For the given values of the input variables, the output responses’ predictions are calculated by the Fit, and displayed in the Output Plot pane. Table shading is used to indicate the output response’s value between the minimum and maximum values contained in the input design matrix. When shading extends into either the Sample Min or Sample Max column, this indicates that the predicted value is beyond the bounds contained in the input matrix. If the shading extends significantly into these regions, it is suggested that you asses the validity of this value based on experience and knowledge of the modeled problem.

The Quality column is provided as a measure to assess both the accuracy and trust in the Fit at a specific point in the design space. Both global and local metrics are combined to create a metric that runs between 0 and an Upper Bound limited by the Fit’s R^2 value. The quality will be highest at points inside the convex hull formed around the Fit’s input points, where the predictive model has been trained to explain variance in the data. The quality metric decreases proportional to the distance outside the convex hull as the predictions at these points becomes less reliable, partially due to the values increasing based on an extrapolation of the data.
Tip: In a 2D trade-off the metrics shown in the Quality column can be plotted alongside the output response curve by selecting Fit Quality from the menu that displays when you click (located in the Output Plot pane).
Configure the Trade Off tab's display settings by clicking (located in the top, right corner of the work area). For more information about these settings, refer to Trade-Off Tab Settings.

Trade-Off Tab Settings

Settings to configure the results displayed in the Trade-Off post processing tab.

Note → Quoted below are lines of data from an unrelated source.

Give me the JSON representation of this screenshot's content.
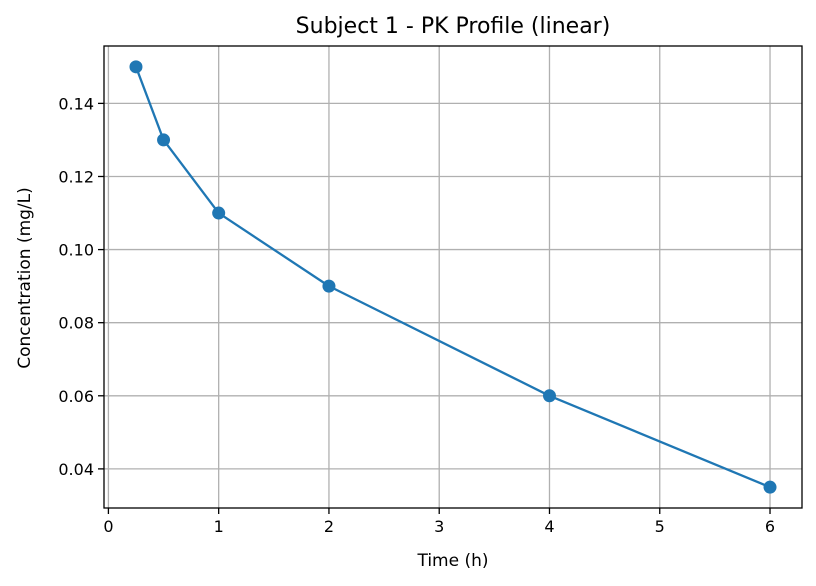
{
  "chart_data": {
    "type": "line",
    "title": "Subject 1 - PK Profile (linear)",
    "xlabel": "Time (h)",
    "ylabel": "Concentration (mg/L)",
    "x": [
      0.25,
      0.5,
      1,
      2,
      4,
      6
    ],
    "series": [
      {
        "values": [
          0.15,
          0.13,
          0.11,
          0.09,
          0.06,
          0.035
        ],
        "color": "#1f77b4"
      }
    ],
    "xlim": [
      -0.04,
      6.29
    ],
    "ylim": [
      0.0293,
      0.1557
    ],
    "xticks": [
      0,
      1,
      2,
      3,
      4,
      5,
      6
    ],
    "xtick_labels": [
      "0",
      "1",
      "2",
      "3",
      "4",
      "5",
      "6"
    ],
    "yticks": [
      0.04,
      0.06,
      0.08,
      0.1,
      0.12,
      0.14
    ],
    "ytick_labels": [
      "0.04",
      "0.06",
      "0.08",
      "0.10",
      "0.12",
      "0.14"
    ],
    "grid": true,
    "marker": "circle"
  }
}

Access settings from the menu that displays when you click (located in the Output Plot pane).
Fit
Display the predicated curve (2D plot) or surface (3D plot) of the Fit.
Fit Quality
Plot the estimated quality (value shown in the Quality column) alongside the output response curve.
Input Matrix
Display the scatter points of the Input matrix.
Testing Matrix
Display the scatter points of the Testing matrix.
# samples
Change the number of discretized points used when drawing the trade-off (2D plot) or surface (3D plot).
Note: Increasing this number will result in a smoother representation, which could be at the cost of interface responsiveness.
Discrete Surface Contour
Display a discrete color profile of the surface. Disable this checkbox to display a blended color profile of the surface (3D plot).
Mesh lines
Display a visual projection of the samples' mesh grid lines onto the surface (3D plot).